Dans le cadre de la démarche "Embellir votre quartier", la Maire du 8e arrondissement aurait dû agir autrement, en collaborant dès que possible avec la Maire de Paris, mais en s'opposant à elle chaque fois que nécessaire. Pour faire connaître et valoir les intérêts des habitants dans la mise en œuvre des aménagements, la Maire du 8e arrondissement doit bien sûr collaborer avec la Mairie de Paris. Mais cette collaboration devrait s'arrêter là où commence la trahison des intérêts des habitants et du mandat des électeurs. Collaborer, oui, mais sans duplicité ni complicité. Pour cela, la Maire du 8e arrondissement aurait dû actionner tous les leviers à sa disposition - en réunion de travail, en Conseil d'arrondissement, en Conseil de Paris, dans la presse... - pour optimiser son pouvoir politique d'avis et d'influence et peser sur les projets de la Maire de Paris, à défaut de disposer d'un pouvoir juridique de décision. C'est précisément parce qu'elle a peu de pouvoir que la Maire du 8e arrondissement aurait dû s'en emparer pleinement et l'exercer au maximum.
Corriger les erreurs de l'aménagement de la rue d'Amsterdam
La communication municipale diffusée fin mai soutient que "la transformation de cette rue [d'Amsterdam] a permis de sécuriser les déplacements des élèves et de leurs familles, grâce à des trottoirs élargis". C'est une autre fâcheuse habitude de la Mairie de Paris et de la Mairie du 8e arrondissement : réécrire l'exposé des motifs des aménagements réalisés. Ainsi apprenons-nous que c'est la sécurisation des déplacements des élèves et de leurs familles qui aurait finalement motivé l’aménagement de la "vélorue" d'Amsterdam. Pourtant, ces considérations sécuritaires, au demeurant parfaitement légitimes, et que je suis d'ailleurs la première à défendre prioritairement lorsqu'elles sont justifiées, n'avaient jamais été mises en avant jusqu'alors. En 2020, lorsque les riverains de la rue d'Amsterdam ont découvert du jour au lendemain qu'une "coronapiste" supprimait la circulation générale et leurs lignes de bus, cet aménagement fut d’abord motivé par des considérations sanitaires : contribuer aux mesures de distanciation sociale en limitant la concentration des personnes dans les transports en commun. Puis la motivation évolua une première fois : fort du succès des "coronapistes", la Ville de Paris assumait de pérenniser l'éphémère pour développer l'infrastructure en faveur de la pratique du vélo. La nouvelle motivation sécuritaire est donc la troisième invoquée pour justifier l'aménagement.

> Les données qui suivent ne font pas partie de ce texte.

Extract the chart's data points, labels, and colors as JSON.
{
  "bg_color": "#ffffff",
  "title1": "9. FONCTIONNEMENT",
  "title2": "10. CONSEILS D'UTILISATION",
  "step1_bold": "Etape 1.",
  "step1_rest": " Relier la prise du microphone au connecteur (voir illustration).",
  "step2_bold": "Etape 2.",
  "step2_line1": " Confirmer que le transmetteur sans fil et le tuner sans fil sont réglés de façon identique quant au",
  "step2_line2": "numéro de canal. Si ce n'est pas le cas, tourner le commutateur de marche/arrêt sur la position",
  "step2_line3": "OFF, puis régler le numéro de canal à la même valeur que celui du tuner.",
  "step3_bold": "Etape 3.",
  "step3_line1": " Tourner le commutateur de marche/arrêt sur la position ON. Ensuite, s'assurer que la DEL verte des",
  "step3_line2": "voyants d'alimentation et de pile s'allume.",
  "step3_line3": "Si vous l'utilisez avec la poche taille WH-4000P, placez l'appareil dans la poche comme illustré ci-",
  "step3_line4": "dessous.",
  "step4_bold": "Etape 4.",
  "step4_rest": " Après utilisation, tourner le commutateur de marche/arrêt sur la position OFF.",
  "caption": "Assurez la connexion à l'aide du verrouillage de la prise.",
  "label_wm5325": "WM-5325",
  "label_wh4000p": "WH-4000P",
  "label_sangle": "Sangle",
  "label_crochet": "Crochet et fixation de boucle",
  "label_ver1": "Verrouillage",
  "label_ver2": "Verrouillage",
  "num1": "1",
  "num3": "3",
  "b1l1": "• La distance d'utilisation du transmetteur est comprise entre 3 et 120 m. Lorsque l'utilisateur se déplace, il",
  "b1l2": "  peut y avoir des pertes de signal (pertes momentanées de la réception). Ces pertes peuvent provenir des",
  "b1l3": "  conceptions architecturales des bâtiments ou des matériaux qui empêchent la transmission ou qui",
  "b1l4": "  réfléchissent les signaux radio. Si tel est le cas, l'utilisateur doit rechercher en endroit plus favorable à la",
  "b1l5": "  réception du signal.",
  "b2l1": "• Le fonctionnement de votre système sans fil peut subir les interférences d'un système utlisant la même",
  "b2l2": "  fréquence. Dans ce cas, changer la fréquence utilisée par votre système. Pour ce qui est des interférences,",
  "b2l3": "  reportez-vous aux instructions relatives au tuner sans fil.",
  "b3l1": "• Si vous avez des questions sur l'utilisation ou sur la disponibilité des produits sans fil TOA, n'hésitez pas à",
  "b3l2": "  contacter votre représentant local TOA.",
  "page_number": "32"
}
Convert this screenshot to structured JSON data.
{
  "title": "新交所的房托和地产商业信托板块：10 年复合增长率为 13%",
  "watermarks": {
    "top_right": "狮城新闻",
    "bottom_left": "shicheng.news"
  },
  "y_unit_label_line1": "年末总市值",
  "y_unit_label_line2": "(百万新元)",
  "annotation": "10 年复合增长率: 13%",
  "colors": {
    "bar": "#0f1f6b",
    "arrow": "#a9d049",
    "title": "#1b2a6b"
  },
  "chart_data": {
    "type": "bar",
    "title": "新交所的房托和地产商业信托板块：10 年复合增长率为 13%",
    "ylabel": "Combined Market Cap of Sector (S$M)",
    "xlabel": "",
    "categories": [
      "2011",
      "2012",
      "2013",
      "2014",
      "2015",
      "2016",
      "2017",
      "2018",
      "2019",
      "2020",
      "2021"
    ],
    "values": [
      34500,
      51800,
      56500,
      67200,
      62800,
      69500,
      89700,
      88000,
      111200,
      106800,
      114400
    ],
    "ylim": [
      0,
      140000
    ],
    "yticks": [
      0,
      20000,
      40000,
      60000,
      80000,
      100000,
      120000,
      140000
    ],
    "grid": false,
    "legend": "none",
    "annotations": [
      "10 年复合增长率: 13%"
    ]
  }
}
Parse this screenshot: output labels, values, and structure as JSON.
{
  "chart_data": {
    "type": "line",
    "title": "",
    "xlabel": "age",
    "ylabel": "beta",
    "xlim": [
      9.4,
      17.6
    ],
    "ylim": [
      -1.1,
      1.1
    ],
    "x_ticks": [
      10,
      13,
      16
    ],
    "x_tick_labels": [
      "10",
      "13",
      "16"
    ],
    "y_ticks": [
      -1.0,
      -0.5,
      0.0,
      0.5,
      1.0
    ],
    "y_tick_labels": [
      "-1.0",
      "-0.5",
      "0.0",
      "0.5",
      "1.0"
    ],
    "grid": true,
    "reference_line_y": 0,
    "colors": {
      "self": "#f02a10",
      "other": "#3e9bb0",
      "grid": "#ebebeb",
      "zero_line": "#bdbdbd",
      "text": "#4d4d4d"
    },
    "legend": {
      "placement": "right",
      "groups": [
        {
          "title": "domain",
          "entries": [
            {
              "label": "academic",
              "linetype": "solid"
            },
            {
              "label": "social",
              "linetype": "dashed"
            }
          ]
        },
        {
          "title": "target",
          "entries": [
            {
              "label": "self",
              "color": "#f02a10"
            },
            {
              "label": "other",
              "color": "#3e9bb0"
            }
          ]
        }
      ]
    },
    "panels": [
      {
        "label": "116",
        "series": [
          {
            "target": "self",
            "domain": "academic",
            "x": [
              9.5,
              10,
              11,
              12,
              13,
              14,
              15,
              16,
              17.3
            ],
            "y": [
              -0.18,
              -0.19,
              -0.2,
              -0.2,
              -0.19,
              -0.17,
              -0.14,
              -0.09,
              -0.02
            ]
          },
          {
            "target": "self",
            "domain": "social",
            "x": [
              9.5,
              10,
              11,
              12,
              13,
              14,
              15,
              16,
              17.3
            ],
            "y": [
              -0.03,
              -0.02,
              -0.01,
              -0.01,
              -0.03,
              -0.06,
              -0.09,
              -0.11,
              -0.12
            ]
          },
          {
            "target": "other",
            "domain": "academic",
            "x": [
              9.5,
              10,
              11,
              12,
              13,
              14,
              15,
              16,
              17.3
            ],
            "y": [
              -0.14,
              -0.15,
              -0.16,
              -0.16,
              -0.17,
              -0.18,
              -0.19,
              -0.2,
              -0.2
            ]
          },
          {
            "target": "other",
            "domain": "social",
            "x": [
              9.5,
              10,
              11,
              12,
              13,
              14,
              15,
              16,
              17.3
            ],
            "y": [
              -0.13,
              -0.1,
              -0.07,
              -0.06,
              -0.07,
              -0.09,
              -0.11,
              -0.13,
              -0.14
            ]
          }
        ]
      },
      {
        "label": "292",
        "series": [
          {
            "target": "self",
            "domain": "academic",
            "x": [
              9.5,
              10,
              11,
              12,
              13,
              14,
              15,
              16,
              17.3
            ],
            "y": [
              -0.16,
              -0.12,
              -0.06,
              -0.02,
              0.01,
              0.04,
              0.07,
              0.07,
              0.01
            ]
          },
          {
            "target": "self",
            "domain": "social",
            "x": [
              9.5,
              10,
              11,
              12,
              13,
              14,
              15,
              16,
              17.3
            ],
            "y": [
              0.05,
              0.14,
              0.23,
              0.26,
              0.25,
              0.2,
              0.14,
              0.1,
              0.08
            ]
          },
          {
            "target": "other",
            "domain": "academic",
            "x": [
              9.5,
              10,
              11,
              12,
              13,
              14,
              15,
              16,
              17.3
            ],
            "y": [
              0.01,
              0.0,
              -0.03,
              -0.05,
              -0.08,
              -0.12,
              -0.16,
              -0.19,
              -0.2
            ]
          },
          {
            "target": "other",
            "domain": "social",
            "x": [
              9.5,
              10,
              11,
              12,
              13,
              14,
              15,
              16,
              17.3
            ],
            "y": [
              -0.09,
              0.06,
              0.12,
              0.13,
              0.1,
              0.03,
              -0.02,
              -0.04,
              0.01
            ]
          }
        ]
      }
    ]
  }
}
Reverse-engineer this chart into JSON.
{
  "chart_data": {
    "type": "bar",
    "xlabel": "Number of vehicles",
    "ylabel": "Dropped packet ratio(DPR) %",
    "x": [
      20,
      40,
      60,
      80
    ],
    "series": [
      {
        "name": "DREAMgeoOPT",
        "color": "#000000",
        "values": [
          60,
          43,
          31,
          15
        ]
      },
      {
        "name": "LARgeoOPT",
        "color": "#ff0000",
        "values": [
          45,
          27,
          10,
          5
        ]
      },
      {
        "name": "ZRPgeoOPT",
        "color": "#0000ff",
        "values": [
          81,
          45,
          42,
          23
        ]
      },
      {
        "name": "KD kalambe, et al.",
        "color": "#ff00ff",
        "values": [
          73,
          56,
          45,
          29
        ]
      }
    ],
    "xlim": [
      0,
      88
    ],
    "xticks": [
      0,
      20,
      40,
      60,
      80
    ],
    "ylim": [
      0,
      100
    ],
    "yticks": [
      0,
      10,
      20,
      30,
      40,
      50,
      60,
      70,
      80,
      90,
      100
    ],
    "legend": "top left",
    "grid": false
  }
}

Le document de la Ville de Paris indique aussi que "la rue d'Amsterdam est un itinéraire cyclable stratégique pour la desserte du centre de Paris, pour le quartier Europe et au-delà". Pourtant, ni la Ville de Paris ni l'association "Paris en Selle" ne retient la rue d'Amsterdam parmi les voies méritant de faire l'objet d'un comptage.
Je suis favorable au développement du vélo à Paris, une évolution de la mobilité souhaitable pour l’amélioration du cadre et de la qualité de vie urbaine. Mais je crois qu'il faut organiser ce développement au plus près de l’intérêt général, lequel est nécessairement un compromis entre différents usages et usagers de l’espace public - cyclistes mais aussi piétons, automobilistes, bus, livreurs, taxis, etc. Sans idéologie ni sectarisme, mais avec pragmatisme et compréhension.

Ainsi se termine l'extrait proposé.